Date: Thursday 12 November   2015
Time: 6.30-8pm
Venue:   Hong Kong Theatre, Clement House
Speaker:   Dr Susan George
Chair:   Dr Robin Archer

Can Progressives slow the success of neo-liberalism? In recent years links between big business and government have become stronger and more far-reaching than ever, impeding the possibility for progress. Ahead of the Spanish elections and climate change negotiations, Susan George will draw on her new book about the power of big business and her decades of activism and writing to analyse the possibilities for progress.

Susan George is a political activist, widely-translated author and President of the Transnational Institute. Her latest book is Shadow Sovereigns: how global corporations are seizing power.

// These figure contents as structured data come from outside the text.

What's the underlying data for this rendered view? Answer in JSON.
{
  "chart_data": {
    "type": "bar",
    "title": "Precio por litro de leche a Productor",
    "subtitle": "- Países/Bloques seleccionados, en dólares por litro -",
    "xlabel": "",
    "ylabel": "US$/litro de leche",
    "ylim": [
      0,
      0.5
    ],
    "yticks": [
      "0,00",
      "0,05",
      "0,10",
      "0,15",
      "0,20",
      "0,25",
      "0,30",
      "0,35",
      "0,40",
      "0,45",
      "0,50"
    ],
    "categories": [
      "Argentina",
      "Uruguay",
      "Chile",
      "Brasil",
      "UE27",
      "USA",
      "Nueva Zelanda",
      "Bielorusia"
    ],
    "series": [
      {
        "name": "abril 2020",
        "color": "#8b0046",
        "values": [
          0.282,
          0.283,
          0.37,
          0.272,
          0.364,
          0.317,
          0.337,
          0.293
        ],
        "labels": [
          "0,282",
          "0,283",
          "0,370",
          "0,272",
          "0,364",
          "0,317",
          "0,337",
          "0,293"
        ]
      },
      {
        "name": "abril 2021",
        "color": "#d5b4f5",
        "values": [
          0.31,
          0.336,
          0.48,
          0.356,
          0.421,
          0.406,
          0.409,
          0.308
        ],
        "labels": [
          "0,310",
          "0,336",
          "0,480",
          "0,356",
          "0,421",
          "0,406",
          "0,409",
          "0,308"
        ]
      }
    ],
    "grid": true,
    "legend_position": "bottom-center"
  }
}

Red Flat over Houghton Street? The Radical Tradition at the LSE - Myth, Reality and Fact

Professor Michael Cox

Date: Thursday 19 November   2015
Time: 6.30-8pm
Venue:   Hong Kong Theatre, Clement House
Speaker: Professor Michael Cox
Chair:   Dr Robin Archer

Founded by Fabian socialists in the 1890s and attracting such radical figures as Harold Laski, R.H. Tawney and Ralph Miliband, it is hardly surprising that the LSE has acquired a ‘red’  reputation over the years: a reputation that only seemed to be confirmed during the second half of the 1960s when the School was forced to close down because of student protest. But just how radical has the LSE ever been? Has it ever been a hot bed of revolution as critics have claimed? And how true is it of the LSE today?

Michael Cox is Professor of International Relations at the LSE and Co-Director of LSE IDEAS.

What Should we Study when Study Economics?

Professor Wendy Carlin

Date: Thursday 3 December   2015
Time: 6.30-8pm
Venue:   Old Theatre, Old Building
Speaker: Professor Wendy Carlin
Chair:   Dr Robin Archer

The financial crisis triggered a fundamental rethinking of how economics students are taught and what they learn. An international collaborative project of economists (the CORE project), led by Wendy Carlin, has responded with a new curriculum that provides tools for engaging with the issues of economic inequality, environmental sustainability, innovation and wealth creation, and financial instability. Some policy shortcomings can be traced to a view – standard in undergraduate economics teaching – that the pursuit of self-interest in competitive markets is a sufficient guide to how society should allocate its resources. But this confidence in unregulated markets finds little support in recent economic research. In this new, empirically based view, instability, growing economic disparity and environmental destruction are not exceptions to the rule but rather the expected outcomes of an unregulated market economy.  Fundamental changes have occurred, too, in economic knowledge of individual behaviour resulting in a growing recognition of the economic importance of ethical and other-regarding motives alongside self-interest. The tools of economics can be taught using new research insights and empirical results to address questions of importance to students, policy-makers and a broader public.

Wendy Carlin is Professor of Economics at University College London, and Research Fellow of the Centre for Economic Policy Research.